When I accessed the message center, I was told that communicating with the practice electronically was currently unavailable to me and I was instructed to use the telephone. Very interesting… In the Meaningful Use Final Rule (released in October 2015), patients must have the capability (which I do) to send and receive a secure electronic message with their provider (in 2015). Having the capability and making it inoperable for most of the patients would keep pesky patient questions to a minimum (time is money after all). For 2016, the Meaningful Use requirement calls for at least one patient to send or receive a message. I obviously was not to be the one patient in 2016. How there any healthcare providers who are practicing the spirit and not just the letter of Meaningful Use?
Meaningful Use requirements dictate that I receive a clinical summary of my visit within 3 business days. My incomplete clinical summaries did not appear for YEARS! In 2016, I do not have any test results in my Electronic Health Record even though this is a Stage 1 Meaningful Use requirement.
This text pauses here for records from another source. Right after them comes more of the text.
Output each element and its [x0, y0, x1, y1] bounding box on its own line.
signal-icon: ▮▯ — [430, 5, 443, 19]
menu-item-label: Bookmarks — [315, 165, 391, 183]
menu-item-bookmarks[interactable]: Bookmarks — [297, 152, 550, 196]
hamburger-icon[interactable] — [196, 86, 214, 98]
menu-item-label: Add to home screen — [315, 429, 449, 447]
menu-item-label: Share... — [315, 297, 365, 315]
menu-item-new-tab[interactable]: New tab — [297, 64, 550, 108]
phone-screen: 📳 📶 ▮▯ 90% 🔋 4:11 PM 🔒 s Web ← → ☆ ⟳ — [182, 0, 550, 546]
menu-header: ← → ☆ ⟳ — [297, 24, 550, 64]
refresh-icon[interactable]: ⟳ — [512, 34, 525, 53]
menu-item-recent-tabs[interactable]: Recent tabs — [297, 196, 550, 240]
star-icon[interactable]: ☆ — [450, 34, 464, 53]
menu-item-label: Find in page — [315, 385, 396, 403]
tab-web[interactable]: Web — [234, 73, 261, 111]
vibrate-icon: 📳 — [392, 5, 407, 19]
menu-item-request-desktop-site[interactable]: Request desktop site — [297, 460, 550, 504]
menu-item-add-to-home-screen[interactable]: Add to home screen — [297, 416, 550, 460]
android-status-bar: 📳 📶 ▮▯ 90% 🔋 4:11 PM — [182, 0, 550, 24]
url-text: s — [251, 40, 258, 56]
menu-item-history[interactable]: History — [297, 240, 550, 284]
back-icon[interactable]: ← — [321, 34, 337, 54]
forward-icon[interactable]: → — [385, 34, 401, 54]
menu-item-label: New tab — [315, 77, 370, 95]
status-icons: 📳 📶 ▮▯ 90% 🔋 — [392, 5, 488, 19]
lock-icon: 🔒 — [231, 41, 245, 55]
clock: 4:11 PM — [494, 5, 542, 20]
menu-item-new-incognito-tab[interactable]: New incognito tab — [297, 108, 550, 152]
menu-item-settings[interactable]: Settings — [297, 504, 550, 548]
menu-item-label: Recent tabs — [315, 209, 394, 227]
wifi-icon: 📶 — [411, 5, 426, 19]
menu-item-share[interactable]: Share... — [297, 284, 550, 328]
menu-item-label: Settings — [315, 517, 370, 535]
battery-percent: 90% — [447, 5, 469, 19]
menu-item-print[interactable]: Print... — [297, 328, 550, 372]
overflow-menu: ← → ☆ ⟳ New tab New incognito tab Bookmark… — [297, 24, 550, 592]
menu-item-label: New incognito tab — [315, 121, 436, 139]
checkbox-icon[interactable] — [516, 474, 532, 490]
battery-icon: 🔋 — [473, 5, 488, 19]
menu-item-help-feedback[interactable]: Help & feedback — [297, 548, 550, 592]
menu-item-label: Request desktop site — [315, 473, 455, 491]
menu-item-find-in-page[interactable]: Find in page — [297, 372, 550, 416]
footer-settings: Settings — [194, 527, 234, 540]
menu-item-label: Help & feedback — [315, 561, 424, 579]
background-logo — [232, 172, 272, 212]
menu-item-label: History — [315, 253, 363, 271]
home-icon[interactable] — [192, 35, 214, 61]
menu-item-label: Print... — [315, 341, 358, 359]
Perhaps my doctor feels confident that erroneously labelled “test results” file will fool an unlikely audit event. This physician received $29,760 (in 2012-3) and $11,760 (in 2014-2015) in incentive payments (94% of the maximum allowed). I still have virtually non-existent shareable electronic health records as defined by my protected health information in my designated record set.
The Bottom Line
Many healthcare providers complain that patients do not want shareable electronic health records. If the untimely content available in the EHR patient portal I described above is at all representative of what they are placing on the portals, then it is a wonder to me that anyone wants them for anything but electronic messaging, setting up appointments, and e-prescribing. Any patient seeking timely shareable electronic health records would have abandoned accessing my first Electronic Health Record long before I did. Timeliness is not measured in YEARS but in days.